Dirham

Di bumi hidup bersama, seharusnya hidup nggak hanya untuk kita doang tanpa mikirin orang lain. Egois sekali. Mana yang katanya makhluk sosial?

Kita tentu ingin menjadi sebaik-baiknya manusia dan bermanfaat bagi sesama adalah jawabannya. Khoirunnas anfauhum linnas. Setiap orang pasti ada kekurangan dan kelebihan. Nah, di situlah celahnya. Kita bisa jadi sebaik-baiknya manusia dengan bermanfaat lewat lebih kita untuk kurang orang lain. Begitu sebaliknya. Dan perjuangan tentu tak ada yang mudah, tak ada yang tak lelah. Kita saling mengisi. Maka akan tercipta kesempurnaan sosial. Indah.

Tapi rasanya, ada yang cukup mengganggu akan kata manfaat, bermanfaat, dan dimanfaatkaan. Sebagaimana tiang yang ingin berdiri dengan diberdirikan. Maka, jika ingin bermanfaat, ya dengan cara dimanfaatkan. Sekilas memang benar. Tapi, kata ”dimanfaatkan” kadang menyimpan makna lain di kepala yang lain. Dan itu juga bisa dibenarkan.
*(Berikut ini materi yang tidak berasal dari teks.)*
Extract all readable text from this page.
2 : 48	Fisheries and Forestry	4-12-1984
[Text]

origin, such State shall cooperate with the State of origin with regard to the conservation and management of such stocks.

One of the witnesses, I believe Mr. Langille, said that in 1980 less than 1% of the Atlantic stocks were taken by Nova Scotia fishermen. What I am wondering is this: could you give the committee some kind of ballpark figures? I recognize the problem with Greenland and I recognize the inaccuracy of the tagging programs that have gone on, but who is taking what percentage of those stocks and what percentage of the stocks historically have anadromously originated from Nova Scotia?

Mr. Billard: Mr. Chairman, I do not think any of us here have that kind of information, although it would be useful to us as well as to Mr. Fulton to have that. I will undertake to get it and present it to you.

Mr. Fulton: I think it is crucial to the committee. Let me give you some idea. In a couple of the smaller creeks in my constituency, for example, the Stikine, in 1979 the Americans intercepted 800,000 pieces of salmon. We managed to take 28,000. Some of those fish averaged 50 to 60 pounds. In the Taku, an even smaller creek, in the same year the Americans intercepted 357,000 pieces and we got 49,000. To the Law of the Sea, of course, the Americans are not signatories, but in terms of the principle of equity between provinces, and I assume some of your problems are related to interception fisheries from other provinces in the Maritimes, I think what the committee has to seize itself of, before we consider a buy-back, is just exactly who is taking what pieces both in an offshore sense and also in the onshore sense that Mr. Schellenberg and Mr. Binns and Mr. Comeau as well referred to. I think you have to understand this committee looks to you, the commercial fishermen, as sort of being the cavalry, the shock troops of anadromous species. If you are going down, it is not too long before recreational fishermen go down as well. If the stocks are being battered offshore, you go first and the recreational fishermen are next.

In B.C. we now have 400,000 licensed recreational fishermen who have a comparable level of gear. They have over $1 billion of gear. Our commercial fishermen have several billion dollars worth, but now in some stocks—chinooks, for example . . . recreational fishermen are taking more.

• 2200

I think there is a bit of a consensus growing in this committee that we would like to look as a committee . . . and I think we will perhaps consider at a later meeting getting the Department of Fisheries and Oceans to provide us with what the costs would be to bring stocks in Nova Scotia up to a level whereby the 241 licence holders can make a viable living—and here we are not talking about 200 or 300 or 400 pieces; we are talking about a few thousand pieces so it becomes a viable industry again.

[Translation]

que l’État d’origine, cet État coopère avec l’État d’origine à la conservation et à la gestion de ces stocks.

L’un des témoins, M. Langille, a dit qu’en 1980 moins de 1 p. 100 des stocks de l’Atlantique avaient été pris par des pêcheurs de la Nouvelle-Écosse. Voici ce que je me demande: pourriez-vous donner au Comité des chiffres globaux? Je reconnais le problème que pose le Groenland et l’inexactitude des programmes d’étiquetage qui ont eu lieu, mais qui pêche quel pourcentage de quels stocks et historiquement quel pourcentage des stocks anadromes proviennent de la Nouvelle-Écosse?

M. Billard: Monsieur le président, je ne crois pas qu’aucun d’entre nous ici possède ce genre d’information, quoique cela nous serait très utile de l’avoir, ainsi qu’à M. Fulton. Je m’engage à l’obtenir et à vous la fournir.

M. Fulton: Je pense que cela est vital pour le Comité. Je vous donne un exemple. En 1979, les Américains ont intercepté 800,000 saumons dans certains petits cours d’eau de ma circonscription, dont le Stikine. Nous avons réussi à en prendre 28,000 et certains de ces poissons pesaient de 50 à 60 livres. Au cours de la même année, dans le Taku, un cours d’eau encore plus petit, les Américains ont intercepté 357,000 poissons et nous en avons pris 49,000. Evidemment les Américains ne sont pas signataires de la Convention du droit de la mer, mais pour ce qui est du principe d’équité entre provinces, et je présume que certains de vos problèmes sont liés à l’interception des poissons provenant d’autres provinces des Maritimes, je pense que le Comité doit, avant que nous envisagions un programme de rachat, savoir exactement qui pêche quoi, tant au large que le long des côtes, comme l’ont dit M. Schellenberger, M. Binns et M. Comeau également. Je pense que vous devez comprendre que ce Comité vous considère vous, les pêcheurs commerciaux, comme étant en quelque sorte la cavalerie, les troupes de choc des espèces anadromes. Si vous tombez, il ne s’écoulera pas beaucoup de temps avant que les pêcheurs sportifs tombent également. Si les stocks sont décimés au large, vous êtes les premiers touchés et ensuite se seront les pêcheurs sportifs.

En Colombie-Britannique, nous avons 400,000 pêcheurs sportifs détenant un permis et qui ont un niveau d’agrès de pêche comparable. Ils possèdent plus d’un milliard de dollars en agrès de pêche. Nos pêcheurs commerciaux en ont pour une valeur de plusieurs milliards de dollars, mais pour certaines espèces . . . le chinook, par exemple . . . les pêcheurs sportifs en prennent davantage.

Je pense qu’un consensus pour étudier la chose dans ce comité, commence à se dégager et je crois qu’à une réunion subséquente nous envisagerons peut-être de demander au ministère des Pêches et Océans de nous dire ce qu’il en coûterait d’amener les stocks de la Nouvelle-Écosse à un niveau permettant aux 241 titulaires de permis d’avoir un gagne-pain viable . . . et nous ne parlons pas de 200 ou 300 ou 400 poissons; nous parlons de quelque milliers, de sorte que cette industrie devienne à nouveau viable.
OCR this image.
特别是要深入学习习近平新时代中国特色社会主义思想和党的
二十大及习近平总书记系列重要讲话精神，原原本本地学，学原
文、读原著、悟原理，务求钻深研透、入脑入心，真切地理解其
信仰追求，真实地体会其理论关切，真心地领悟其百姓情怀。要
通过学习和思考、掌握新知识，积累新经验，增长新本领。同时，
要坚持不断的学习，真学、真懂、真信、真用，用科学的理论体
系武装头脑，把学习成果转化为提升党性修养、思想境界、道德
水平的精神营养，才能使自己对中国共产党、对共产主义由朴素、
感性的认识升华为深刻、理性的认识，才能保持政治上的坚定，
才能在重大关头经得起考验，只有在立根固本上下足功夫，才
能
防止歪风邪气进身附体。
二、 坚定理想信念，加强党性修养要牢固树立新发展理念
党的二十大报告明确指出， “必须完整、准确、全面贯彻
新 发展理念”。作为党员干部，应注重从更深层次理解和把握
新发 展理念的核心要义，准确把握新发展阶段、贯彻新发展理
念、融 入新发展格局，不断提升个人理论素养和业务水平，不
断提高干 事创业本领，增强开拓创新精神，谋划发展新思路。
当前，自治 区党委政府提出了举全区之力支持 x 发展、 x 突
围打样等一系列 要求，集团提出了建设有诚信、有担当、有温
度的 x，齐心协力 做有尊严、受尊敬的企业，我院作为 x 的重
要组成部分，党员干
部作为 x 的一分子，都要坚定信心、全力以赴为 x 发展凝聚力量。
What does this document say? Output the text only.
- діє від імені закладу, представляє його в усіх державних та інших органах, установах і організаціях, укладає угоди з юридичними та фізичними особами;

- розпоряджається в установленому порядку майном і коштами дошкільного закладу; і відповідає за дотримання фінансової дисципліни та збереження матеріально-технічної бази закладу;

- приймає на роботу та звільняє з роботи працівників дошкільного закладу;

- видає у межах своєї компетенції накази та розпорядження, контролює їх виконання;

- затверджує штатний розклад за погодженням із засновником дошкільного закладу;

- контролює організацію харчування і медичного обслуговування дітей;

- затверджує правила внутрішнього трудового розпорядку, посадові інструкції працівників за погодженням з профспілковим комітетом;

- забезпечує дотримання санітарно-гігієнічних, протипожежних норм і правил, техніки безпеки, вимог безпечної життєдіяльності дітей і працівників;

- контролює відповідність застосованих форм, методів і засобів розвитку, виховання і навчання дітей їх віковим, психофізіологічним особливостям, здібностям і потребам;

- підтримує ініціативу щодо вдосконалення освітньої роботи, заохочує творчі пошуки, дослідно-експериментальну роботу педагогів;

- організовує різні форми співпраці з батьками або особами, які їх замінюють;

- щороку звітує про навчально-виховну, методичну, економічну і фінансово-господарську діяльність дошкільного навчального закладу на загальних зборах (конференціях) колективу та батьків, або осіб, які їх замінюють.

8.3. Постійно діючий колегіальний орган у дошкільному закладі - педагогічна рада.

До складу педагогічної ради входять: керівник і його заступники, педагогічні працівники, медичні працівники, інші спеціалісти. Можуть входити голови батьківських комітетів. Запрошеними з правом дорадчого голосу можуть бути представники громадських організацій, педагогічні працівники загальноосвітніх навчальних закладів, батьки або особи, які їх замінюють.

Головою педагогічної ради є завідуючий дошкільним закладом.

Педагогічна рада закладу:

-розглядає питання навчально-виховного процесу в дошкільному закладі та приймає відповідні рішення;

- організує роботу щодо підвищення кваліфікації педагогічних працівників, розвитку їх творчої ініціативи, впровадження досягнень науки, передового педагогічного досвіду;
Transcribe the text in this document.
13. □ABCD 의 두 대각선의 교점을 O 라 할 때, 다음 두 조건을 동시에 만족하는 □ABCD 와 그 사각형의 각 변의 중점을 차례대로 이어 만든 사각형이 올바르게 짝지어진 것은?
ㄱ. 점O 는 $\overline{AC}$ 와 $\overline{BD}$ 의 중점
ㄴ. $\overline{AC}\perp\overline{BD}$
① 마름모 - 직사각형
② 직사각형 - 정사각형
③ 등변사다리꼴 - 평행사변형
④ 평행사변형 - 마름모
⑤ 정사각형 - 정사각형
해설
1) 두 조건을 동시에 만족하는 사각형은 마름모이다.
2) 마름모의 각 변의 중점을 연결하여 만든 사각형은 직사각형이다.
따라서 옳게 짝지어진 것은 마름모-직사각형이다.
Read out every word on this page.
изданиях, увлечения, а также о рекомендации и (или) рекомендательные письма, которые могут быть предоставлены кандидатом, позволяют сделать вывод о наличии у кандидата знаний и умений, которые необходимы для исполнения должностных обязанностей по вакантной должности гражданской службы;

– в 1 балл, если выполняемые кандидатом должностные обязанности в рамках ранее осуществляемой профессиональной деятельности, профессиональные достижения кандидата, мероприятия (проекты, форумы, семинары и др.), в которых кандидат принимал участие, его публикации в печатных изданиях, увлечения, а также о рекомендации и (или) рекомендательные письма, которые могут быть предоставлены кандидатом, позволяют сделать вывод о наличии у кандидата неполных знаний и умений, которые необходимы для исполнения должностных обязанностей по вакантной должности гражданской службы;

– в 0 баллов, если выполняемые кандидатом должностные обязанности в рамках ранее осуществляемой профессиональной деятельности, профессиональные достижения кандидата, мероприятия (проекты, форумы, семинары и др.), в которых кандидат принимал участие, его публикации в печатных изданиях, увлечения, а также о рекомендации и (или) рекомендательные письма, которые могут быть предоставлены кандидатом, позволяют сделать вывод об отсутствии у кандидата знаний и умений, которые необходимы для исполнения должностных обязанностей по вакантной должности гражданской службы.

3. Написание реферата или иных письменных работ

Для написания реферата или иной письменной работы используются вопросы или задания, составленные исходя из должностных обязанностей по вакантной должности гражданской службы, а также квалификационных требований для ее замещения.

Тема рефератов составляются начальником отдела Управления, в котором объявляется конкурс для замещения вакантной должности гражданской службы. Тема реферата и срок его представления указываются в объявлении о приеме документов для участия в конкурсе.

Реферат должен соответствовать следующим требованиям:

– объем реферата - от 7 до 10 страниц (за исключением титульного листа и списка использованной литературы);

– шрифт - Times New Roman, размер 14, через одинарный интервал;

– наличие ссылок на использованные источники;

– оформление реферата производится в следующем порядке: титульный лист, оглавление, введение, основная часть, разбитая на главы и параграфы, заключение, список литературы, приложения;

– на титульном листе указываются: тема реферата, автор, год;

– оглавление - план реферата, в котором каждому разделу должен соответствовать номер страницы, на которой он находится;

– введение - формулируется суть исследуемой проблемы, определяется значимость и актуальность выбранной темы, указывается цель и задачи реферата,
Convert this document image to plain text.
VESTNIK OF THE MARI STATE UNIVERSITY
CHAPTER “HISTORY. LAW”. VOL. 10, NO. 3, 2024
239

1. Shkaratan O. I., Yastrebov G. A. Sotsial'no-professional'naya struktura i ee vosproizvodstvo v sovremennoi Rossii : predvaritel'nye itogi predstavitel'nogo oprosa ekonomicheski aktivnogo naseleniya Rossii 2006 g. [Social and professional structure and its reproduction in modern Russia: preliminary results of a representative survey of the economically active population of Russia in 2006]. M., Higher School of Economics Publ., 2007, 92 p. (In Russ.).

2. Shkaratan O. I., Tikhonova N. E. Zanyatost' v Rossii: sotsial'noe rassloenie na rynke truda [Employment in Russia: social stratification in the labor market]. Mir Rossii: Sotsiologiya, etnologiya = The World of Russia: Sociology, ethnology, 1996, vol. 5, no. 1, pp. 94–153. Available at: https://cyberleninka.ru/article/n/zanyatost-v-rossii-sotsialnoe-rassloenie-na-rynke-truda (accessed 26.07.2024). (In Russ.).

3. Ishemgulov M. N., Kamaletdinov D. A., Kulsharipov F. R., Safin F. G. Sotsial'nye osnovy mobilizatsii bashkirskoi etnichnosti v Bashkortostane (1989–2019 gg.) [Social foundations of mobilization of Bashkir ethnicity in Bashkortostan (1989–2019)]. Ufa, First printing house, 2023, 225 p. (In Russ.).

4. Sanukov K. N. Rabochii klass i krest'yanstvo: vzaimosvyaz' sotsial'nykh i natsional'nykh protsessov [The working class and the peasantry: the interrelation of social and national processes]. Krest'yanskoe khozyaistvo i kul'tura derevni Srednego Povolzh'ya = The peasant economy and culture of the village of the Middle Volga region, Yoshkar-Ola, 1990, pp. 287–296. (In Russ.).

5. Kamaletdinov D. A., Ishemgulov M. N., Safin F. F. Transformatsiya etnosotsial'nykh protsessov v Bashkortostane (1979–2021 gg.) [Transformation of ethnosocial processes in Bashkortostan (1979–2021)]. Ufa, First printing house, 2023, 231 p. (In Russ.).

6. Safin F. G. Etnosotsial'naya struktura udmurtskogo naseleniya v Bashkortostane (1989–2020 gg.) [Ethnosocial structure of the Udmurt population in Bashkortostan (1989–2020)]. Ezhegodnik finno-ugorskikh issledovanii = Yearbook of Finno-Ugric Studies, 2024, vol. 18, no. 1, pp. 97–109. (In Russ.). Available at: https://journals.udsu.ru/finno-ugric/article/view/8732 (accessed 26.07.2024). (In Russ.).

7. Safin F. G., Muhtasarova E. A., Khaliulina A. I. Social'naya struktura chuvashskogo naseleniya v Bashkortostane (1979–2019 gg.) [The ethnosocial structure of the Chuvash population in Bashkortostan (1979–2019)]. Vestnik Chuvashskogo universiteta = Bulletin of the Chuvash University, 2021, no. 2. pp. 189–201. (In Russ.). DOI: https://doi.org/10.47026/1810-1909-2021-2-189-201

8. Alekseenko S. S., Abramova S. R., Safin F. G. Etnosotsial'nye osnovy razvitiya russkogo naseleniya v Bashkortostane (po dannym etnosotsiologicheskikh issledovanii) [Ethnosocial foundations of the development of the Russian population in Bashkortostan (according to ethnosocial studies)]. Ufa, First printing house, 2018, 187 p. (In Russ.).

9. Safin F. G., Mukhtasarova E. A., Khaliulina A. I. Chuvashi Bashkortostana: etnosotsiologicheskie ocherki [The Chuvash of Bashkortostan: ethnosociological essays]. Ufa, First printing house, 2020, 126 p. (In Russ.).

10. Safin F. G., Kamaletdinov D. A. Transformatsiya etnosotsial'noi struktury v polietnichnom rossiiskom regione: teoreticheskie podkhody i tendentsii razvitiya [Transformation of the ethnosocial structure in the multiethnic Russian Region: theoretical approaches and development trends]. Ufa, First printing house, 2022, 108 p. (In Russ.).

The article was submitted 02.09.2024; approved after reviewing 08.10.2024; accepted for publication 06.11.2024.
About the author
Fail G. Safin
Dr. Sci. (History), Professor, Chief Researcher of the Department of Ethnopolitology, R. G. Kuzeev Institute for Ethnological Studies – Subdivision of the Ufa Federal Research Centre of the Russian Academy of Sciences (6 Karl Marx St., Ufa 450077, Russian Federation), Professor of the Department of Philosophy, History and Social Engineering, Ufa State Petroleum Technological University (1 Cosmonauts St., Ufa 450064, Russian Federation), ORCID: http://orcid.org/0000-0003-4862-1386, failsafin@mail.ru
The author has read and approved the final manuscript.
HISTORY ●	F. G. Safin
Nyatanya yang terjadi, saat kita udah berlaku baik karena ingin menjadi sebaik-baiknya manusia, eh si maf’ul, si penerima perilaku baik malah nggak ngotak. Malah mengambil makna kiri dari kata ”dimanfaatkan”. Lalu, terbitlah peribahasa, ”air susu dibalas air tuba”.

Setia kawan, harta, tenaga, waktu, pengorbanan udah diberi. Pacar teman masih sempat diembat juga.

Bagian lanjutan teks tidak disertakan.